Comme à la fin de l'album précédent, difficile de ne pas faire le rapprochement avec La vie et rien d'autre, ce qui me fait me demander si à l'instar du film de Bertrand Tavernier, il n'aurait pas mieux valu que la majeure partie de ce Requiem se situe après le 11 novembre 1918, NMLG n'ayant plus grand-chose à ajouter sur la France en guerre et les horreurs vécues par les Poilus... explorer le syndrome post-traumatique et le difficile retour à la paix aurait peut-être été plus intéressant du point de vue historique.

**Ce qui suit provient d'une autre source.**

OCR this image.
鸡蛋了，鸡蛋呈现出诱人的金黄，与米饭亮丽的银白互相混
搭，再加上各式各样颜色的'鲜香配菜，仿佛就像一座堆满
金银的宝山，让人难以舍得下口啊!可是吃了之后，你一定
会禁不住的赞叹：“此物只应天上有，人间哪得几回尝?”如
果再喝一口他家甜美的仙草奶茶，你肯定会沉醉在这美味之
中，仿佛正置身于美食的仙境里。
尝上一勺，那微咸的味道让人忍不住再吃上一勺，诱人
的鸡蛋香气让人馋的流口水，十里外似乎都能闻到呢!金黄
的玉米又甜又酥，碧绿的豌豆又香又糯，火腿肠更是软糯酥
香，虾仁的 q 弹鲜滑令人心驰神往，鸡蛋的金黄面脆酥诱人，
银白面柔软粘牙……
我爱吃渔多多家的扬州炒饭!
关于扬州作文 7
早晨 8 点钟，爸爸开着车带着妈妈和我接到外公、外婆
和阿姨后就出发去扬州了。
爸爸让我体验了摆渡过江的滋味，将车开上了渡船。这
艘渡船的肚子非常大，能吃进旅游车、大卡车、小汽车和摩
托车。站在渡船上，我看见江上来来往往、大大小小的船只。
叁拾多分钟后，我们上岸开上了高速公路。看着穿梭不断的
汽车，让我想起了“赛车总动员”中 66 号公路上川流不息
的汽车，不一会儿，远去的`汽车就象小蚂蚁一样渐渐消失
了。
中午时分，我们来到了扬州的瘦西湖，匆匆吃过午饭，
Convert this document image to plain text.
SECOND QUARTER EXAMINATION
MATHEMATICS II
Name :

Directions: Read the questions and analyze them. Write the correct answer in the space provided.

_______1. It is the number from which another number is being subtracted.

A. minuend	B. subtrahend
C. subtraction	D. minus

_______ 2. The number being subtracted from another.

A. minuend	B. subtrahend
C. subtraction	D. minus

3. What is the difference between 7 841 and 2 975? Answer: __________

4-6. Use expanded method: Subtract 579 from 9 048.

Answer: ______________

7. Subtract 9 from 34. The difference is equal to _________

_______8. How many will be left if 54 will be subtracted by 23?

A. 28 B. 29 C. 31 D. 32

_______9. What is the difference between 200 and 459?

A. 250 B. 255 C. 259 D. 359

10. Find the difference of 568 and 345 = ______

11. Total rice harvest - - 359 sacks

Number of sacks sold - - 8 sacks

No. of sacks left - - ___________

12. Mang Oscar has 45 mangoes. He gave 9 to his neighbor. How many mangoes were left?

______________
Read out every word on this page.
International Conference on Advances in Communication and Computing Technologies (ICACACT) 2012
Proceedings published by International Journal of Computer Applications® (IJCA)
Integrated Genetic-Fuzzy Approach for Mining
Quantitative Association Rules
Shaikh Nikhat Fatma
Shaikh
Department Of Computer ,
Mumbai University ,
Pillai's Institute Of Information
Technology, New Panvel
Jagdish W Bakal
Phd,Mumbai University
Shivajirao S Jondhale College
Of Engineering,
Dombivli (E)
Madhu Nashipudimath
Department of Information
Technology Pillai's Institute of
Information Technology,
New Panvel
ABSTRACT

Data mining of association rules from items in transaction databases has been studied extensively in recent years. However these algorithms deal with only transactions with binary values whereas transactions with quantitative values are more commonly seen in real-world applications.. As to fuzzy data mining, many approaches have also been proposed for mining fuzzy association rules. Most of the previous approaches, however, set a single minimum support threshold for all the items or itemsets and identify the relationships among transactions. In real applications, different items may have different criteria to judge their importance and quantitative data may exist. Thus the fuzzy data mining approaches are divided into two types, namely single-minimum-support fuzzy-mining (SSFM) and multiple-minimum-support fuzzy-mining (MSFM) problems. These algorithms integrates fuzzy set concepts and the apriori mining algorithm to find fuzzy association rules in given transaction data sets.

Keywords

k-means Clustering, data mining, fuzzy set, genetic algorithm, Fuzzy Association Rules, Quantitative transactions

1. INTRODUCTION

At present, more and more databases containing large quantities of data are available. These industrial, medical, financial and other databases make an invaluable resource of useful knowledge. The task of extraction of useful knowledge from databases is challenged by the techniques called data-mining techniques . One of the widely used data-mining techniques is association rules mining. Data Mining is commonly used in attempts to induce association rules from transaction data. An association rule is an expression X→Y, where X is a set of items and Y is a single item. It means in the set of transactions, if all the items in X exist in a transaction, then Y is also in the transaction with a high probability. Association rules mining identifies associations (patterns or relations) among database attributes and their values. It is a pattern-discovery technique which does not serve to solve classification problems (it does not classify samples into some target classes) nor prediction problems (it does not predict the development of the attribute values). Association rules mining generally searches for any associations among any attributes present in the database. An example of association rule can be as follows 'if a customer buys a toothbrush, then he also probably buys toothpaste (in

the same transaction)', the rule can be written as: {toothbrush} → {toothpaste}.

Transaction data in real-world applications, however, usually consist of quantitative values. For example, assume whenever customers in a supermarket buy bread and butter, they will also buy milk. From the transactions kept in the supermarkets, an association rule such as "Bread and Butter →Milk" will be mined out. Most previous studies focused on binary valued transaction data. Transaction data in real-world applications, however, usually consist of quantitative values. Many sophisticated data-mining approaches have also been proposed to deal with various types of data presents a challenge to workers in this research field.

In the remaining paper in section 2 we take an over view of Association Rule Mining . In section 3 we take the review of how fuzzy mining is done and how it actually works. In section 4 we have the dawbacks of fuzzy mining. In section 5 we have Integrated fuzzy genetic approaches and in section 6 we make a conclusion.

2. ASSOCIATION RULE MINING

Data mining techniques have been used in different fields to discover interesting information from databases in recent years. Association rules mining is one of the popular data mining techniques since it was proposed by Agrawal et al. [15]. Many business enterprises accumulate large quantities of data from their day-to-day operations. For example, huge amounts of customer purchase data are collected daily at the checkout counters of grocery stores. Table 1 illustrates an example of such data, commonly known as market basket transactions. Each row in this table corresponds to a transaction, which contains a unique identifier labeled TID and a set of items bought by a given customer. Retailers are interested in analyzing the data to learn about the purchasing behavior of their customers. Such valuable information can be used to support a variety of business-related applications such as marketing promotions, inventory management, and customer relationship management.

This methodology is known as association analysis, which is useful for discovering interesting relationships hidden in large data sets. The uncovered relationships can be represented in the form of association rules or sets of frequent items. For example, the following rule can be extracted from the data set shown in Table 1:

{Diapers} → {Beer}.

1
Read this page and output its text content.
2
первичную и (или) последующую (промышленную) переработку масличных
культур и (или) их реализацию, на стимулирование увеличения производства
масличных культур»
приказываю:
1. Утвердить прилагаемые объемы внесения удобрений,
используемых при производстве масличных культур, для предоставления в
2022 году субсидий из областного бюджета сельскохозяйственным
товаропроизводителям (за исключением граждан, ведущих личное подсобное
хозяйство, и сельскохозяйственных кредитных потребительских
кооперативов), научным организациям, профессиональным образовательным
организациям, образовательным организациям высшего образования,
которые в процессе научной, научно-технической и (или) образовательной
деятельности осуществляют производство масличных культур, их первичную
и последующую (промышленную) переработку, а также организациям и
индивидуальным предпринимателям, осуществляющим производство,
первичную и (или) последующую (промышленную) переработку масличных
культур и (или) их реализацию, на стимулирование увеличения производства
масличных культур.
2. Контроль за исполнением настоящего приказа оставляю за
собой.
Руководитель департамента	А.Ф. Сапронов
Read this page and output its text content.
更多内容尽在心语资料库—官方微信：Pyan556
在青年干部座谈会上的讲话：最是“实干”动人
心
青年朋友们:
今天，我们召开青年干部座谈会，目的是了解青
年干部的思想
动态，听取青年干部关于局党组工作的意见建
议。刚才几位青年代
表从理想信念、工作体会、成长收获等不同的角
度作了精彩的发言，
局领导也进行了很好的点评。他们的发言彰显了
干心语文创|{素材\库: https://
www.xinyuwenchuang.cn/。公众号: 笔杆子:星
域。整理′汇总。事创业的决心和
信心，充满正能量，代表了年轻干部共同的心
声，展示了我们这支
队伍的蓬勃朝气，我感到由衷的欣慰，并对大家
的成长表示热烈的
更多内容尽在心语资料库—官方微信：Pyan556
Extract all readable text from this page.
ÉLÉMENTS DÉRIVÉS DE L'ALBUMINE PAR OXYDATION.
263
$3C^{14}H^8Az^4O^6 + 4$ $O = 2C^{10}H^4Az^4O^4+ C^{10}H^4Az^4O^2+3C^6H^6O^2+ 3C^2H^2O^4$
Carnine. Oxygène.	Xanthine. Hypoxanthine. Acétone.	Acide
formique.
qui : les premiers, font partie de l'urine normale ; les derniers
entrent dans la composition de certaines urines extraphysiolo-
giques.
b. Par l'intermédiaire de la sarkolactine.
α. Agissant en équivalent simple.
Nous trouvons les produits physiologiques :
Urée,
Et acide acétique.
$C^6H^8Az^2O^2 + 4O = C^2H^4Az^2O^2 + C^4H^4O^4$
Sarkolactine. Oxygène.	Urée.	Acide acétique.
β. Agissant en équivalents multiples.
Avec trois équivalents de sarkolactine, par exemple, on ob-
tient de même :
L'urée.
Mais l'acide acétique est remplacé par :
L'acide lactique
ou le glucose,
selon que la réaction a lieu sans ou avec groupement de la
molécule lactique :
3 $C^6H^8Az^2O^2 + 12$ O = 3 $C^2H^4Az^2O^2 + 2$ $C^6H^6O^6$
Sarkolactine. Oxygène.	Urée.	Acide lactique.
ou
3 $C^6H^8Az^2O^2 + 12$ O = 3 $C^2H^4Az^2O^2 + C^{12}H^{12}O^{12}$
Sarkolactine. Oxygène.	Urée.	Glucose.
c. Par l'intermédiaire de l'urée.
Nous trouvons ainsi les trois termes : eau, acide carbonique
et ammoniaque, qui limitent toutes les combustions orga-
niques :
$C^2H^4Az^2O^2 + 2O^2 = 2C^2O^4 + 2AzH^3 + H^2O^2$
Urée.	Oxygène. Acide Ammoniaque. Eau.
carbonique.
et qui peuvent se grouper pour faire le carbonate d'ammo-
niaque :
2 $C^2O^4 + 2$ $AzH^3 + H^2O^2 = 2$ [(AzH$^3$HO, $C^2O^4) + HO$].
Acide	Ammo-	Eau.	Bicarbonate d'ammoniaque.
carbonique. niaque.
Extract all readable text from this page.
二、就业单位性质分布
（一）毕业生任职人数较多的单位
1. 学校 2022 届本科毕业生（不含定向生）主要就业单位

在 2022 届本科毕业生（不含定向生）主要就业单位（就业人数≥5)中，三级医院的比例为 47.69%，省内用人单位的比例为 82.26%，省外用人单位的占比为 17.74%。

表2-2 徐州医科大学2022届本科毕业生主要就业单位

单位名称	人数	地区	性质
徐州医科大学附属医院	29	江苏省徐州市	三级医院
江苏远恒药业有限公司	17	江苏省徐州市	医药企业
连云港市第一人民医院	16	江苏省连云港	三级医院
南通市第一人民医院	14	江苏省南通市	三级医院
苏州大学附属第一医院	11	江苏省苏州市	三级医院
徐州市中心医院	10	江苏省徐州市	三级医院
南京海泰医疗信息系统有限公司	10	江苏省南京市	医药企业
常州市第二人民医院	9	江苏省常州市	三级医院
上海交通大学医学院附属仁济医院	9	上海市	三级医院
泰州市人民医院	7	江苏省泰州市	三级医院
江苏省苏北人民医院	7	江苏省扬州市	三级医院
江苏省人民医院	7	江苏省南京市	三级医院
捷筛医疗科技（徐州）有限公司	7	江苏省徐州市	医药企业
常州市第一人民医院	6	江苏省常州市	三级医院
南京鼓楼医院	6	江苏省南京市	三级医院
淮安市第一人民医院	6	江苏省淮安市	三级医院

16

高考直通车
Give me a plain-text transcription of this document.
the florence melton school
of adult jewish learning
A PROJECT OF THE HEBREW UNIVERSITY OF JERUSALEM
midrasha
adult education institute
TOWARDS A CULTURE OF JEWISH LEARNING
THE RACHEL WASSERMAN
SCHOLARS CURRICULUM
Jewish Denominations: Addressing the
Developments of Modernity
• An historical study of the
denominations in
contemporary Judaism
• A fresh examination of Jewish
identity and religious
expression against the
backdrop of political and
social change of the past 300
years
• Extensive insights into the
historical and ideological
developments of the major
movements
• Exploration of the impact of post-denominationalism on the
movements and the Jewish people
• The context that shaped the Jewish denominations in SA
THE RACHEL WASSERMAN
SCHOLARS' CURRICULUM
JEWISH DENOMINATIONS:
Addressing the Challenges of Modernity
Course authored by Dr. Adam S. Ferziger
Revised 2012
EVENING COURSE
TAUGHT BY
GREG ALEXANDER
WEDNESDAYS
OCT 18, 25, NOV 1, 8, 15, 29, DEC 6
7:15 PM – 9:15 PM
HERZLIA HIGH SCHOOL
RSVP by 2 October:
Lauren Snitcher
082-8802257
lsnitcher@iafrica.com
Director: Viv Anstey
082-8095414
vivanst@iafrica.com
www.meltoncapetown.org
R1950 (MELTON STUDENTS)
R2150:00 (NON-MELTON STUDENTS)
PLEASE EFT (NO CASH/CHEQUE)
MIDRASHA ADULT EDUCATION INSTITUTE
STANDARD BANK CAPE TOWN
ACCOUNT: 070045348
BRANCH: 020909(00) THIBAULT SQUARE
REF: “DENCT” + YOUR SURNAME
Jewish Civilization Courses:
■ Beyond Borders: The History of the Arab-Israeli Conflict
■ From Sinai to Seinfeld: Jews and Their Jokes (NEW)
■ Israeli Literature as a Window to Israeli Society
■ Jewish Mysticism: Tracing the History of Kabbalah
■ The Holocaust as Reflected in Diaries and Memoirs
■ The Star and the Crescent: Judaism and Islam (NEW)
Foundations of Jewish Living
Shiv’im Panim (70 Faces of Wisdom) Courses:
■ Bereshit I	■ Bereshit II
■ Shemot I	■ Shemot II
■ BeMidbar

Mais je suis un brin injuste, car il fallait avant tout boucler l'enquête, comme je l'ai dit... et de quelle manière ! Cette fois, ce sont Les Dix Petits Nègres qui me viennent à l'esprit...
Et voilà, c'est fini. Amen. Que dire de plus, en guise de conclusion ? Que c'est agréable de se faire surprendre par une BD que je n'attendais pas, puis passé l'effet de surprise, de voir les auteurs parvenir à maintenir un niveau d'excellence tel que chaque album est un régal, qu'on attend le suivant avec impatience et en vient même à regretter que la série ait été aussi courte ! NMLG ne mérite rien de moins qu'un 10/10 dans son ensemble, en sa qualité de témoignage incroyablement riche et pertinent d'une période charnière de l'histoire de notre pays, doublé d'une enquête policière du meilleur calibre.
Un grand bravo à Mael et Kris pour avoir ainsi fait le lien, dans le fond comme dans la forme, entre le petit garçon qui dévorait le gros livre de ses grands-parents et l'adulte bédéphile et passionné par la Grande Guerre.